Horizontal CRM – Think of this as your Salesforce and Microsoft platforms that can be utilized by literally any type of business. For the enterprise (integrated with ERP) think SAP and Oracle. The benefits of these platforms is that they are drivers for innovation in the industry. And, if you have specific needs to reach your goals, there can be a significant amount of configuration and/or customization to reach operational efficiency with your strategic goals.
Industry (Vertical CRM) – In this category you have too many solutions to name but think of an application that is advertised as a CRM tool that is specific to your line of business. Many of these applications have evolved over the years and some are now even either migrating to the cloud or rewriting their applications away from the world of on premise technology. The benefit to these types of offerings is that they require much less time to get going and require much less training. The downside is that many CRM providers of industry solutions do not have significant investment dollars to provide the best mobile solutions or an expanded market of 3rd party complimentary solutions.
Platform CRM – Now that CRM has become a foundation of what any business needs to have to be successful many of the software publishers already mentioned have decided to leverage their best of breed solutions and create industry template versions of their CRM technologies. Even many of the implementation partners are now specializing in creating templates of their own for verticals or micro-verticals. Without going into details this provides the best of both worlds because the fast implementation time is available with the flexibility to personalize to your specific firm nuances.
OK, you now have a big picture on what your options are within the marketplace when deciding what might work as a CRM option for your organization. That being said technology doesn’t configure itself and most organizations don’t necessarily want to make heavy internal investments so they rely on consultancies to help them role out a new CRM. Here is my assessment of how you should probably look at professionals that you evaluate to work on a system for you.
Horizontal CRM Consultants – This is the most common scenario as you reach out to a publisher or talk to a trusted adviser that points you in the direction of someone to help you implement a solution. The benefit you get in this scenario is having consultants specialized in CRM with creative abilities to make any particular configuration effective. Unfortunately, many of these consultants need to be educated on your business and the time and money spent to get to the value can be considerable.
Industry Consultants – In many cases there are management consultants that have significant depth in your particular industry. There is little to no education on both the pain points or the operational processes that you live in every day. These consultants are generally not technology experts so the opposite is true when it comes to these consultants getting up to speed on what the horizontal or industry specific CRM tools can provide.

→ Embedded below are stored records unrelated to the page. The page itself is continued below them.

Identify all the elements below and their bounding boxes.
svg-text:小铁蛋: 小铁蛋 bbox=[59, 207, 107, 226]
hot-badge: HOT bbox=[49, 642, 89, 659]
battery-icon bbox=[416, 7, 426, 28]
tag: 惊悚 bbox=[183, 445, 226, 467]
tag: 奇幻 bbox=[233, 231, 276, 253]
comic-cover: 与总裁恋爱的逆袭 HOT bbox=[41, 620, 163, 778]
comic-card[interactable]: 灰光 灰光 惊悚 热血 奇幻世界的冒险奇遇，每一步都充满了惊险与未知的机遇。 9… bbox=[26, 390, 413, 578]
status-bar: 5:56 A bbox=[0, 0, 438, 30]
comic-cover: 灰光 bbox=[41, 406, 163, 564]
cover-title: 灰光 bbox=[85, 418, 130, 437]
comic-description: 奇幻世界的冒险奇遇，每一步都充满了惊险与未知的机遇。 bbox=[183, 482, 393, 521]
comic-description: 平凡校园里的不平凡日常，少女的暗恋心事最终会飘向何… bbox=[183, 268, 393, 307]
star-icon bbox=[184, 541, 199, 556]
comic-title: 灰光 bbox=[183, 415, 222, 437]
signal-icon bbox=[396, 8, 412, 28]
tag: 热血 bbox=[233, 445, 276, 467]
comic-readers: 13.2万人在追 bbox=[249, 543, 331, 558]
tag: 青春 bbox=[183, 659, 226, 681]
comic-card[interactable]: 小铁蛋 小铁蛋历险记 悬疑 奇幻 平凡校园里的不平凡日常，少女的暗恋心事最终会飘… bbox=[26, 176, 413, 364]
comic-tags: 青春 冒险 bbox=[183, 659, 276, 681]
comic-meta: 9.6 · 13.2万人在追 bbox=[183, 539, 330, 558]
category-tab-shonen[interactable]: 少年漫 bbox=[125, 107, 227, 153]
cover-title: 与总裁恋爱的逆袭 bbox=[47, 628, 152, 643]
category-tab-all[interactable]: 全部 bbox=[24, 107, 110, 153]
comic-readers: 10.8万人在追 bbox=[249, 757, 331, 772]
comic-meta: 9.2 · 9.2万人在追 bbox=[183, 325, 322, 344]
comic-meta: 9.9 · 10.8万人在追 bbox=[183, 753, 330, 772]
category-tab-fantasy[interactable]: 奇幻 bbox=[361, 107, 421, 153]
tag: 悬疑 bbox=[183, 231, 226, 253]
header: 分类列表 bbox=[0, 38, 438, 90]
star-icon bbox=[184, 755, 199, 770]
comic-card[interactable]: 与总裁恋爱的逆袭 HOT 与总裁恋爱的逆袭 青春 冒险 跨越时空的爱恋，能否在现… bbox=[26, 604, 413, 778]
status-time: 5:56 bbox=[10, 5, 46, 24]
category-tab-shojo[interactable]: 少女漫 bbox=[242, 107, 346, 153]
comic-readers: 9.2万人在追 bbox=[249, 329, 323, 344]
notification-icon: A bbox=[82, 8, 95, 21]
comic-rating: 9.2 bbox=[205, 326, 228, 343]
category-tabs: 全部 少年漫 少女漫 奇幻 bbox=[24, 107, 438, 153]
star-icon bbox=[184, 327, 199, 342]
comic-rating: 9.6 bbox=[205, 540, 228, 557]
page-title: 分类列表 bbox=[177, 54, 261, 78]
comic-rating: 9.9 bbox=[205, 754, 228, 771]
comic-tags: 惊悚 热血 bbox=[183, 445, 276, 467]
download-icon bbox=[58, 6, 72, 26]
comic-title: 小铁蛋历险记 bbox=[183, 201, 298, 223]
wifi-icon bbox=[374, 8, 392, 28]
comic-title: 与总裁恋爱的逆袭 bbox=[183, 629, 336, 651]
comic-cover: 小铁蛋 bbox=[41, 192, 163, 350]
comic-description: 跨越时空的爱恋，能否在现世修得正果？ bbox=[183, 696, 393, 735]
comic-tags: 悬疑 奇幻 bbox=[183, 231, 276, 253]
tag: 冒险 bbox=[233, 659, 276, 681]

Vertical CRM Consultants – Much like the Vertical CRM built on a best of breed platform your Vertical CRM consultants have both the depth of knowing what is technically possible and how your particular industry works. These types of consultants also have the experience of spending time in many different types of firms like yours and giving you inputs on both technology and process. While these experts may come at a little higher price they can get you to your end goal effectively and quickly.
Taking all of these things into consideration I can only reach one conclusion: If possible, you should have a vertical CRM consultant with a vertical CRM solution built on a best of breed platform. If you find that you need to choose it would be better to stick with a robust platform and have a CRM expert in your industry transform the generic tool into one that works for your business.